- Timur Kandi
- Coordinates: 39°29′02″N 47°34′55″E﻿ / ﻿39.48389°N 47.58194°E
- Country: Iran
- Province: Ardabil
- County: Ardabil
- District: Central
- Rural District: Aslan Duz-e Sharqi

Population (2016)
- • Total: 92
- Time zone: UTC+3:30 (IRST)

= Timur Kandi =

Village in Ardabil province, Iran

Timur Kandi (تيموركندي) (Note: Also romanized as Tīmūr Kandī; also known as Teymūr and Tīmūr) is a village in Aslan Duz-e Sharqi Rural District of the Central District in Aslan Duz County, Ardabil province, Iran.

==Demographics==
===Population===
At the time of the 2006 National Census, the village's population was 92 in 19 households, when it was in Aslan Duz Rural District (Note: Renamed Aslan Duz-e Gharbi Rural District) of the former Aslan Duz District in Parsabad County.

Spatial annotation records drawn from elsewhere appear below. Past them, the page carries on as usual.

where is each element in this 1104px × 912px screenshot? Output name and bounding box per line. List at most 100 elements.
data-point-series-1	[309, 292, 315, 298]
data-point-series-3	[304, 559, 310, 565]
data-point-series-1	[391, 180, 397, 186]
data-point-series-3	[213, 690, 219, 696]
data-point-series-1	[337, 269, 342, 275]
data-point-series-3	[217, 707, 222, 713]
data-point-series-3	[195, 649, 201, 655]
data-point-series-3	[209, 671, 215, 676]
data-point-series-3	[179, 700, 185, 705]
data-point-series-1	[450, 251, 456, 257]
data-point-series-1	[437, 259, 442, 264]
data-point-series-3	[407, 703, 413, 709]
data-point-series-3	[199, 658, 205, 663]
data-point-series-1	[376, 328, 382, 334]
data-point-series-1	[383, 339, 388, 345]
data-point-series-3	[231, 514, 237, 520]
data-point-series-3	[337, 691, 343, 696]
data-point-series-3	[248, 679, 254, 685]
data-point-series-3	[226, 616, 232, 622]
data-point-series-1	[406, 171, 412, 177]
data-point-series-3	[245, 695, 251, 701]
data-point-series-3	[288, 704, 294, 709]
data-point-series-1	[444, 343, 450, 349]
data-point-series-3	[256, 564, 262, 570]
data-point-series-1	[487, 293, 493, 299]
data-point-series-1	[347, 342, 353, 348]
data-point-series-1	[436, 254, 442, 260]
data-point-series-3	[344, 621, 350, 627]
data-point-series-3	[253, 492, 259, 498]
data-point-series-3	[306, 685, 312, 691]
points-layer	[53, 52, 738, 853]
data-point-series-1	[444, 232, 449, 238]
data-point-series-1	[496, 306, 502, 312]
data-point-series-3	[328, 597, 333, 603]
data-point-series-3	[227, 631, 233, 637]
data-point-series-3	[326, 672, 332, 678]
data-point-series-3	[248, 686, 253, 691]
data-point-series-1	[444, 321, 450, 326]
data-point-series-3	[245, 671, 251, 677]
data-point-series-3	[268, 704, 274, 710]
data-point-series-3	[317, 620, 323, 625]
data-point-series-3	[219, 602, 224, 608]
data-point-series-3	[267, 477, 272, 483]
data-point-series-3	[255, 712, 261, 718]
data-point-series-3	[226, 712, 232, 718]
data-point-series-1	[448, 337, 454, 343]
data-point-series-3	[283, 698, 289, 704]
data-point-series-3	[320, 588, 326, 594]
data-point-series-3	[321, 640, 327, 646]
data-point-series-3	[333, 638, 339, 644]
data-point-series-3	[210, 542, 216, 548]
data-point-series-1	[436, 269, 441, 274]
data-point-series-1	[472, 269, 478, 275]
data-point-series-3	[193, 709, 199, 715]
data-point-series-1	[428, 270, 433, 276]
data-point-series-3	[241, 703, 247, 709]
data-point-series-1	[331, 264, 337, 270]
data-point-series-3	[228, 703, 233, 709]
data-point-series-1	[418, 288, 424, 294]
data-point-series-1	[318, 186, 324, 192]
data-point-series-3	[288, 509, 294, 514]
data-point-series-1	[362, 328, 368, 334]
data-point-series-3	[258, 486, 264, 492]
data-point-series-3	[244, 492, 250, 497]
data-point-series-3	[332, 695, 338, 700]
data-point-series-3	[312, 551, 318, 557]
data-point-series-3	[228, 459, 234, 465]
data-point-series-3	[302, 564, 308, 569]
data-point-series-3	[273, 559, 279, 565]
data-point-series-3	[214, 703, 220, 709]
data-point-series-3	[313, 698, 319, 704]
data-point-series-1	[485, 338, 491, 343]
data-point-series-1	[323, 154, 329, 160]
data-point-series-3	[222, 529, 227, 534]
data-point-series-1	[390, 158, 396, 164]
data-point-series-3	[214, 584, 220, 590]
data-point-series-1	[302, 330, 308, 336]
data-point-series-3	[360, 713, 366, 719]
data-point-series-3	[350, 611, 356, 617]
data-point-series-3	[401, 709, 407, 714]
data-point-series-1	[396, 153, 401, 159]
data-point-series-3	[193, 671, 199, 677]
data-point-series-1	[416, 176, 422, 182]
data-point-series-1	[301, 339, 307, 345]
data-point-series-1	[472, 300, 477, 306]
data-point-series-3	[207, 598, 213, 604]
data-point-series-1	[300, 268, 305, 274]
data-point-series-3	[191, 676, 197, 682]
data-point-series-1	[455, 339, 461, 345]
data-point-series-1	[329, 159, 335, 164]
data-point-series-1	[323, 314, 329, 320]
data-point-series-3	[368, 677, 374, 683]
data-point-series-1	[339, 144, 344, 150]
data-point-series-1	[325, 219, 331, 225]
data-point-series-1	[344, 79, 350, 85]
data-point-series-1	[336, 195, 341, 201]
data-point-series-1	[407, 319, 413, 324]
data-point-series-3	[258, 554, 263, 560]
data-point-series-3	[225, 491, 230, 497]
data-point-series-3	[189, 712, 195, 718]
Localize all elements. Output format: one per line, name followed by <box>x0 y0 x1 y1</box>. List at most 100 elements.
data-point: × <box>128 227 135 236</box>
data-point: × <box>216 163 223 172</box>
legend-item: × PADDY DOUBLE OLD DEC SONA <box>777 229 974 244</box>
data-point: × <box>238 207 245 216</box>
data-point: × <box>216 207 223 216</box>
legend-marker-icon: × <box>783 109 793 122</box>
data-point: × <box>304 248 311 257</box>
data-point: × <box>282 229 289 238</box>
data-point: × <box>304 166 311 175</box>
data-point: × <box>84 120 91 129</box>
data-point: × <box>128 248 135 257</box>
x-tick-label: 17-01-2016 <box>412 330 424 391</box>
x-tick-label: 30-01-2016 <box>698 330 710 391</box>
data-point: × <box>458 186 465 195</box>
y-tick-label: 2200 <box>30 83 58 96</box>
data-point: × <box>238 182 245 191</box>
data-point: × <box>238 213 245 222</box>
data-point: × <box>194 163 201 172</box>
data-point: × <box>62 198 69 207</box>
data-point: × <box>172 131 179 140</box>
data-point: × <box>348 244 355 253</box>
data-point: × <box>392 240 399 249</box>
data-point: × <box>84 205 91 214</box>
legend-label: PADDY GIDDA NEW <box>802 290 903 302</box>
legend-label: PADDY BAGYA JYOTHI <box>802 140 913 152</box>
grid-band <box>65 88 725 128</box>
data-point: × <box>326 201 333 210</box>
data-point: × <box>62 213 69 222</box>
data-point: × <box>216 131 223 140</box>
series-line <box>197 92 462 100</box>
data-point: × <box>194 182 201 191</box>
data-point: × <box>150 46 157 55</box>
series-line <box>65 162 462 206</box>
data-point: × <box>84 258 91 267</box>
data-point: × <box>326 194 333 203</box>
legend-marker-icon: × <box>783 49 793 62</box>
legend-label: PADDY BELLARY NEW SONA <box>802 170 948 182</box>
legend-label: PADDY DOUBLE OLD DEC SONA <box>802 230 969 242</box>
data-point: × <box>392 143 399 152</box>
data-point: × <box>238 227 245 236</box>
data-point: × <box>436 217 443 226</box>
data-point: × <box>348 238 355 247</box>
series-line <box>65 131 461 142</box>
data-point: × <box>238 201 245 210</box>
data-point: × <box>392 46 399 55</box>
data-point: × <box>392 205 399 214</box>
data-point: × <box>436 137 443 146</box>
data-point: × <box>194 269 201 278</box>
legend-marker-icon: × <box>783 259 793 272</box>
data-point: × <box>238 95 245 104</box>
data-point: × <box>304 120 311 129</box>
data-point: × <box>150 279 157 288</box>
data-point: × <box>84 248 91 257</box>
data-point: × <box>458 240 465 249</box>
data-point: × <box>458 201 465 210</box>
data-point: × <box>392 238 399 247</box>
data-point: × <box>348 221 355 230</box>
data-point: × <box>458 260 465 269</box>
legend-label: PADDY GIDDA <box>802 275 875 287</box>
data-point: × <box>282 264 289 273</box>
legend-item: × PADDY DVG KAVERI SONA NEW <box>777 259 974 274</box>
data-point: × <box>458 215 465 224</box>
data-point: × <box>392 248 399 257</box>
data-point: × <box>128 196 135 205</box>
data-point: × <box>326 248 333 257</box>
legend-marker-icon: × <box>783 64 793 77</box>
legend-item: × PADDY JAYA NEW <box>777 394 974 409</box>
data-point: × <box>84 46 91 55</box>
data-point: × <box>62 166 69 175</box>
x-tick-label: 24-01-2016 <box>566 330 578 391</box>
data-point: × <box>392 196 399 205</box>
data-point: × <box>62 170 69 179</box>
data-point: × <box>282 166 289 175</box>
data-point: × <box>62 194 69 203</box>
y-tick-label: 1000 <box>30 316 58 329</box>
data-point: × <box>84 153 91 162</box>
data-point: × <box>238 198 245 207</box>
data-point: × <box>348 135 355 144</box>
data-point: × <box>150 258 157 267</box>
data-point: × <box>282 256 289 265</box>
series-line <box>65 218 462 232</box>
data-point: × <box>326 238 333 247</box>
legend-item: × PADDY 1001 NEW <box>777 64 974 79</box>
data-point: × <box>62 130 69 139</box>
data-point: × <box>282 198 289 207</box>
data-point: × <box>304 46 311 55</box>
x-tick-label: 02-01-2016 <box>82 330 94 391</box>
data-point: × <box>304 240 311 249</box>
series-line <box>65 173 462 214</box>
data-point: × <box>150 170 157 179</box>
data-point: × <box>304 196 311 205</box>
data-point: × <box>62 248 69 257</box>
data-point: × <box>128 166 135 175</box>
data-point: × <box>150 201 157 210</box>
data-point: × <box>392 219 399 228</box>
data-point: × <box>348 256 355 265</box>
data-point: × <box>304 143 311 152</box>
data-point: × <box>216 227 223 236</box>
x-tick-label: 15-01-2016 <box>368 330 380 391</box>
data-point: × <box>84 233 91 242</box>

The following census in 2011 counted 92 people in 21 households. The 2016 census measured the population of the village as 92 people in 26 households.

In 2019, the district was separated from the county in the establishment of Aslan Duz County. The rural district was transferred to the new Central District and renamed Aslan Duz-e Gharbi Rural District. Timur Kandi was transferred to Aslan Duz-e Sharqi Rural District created in the district.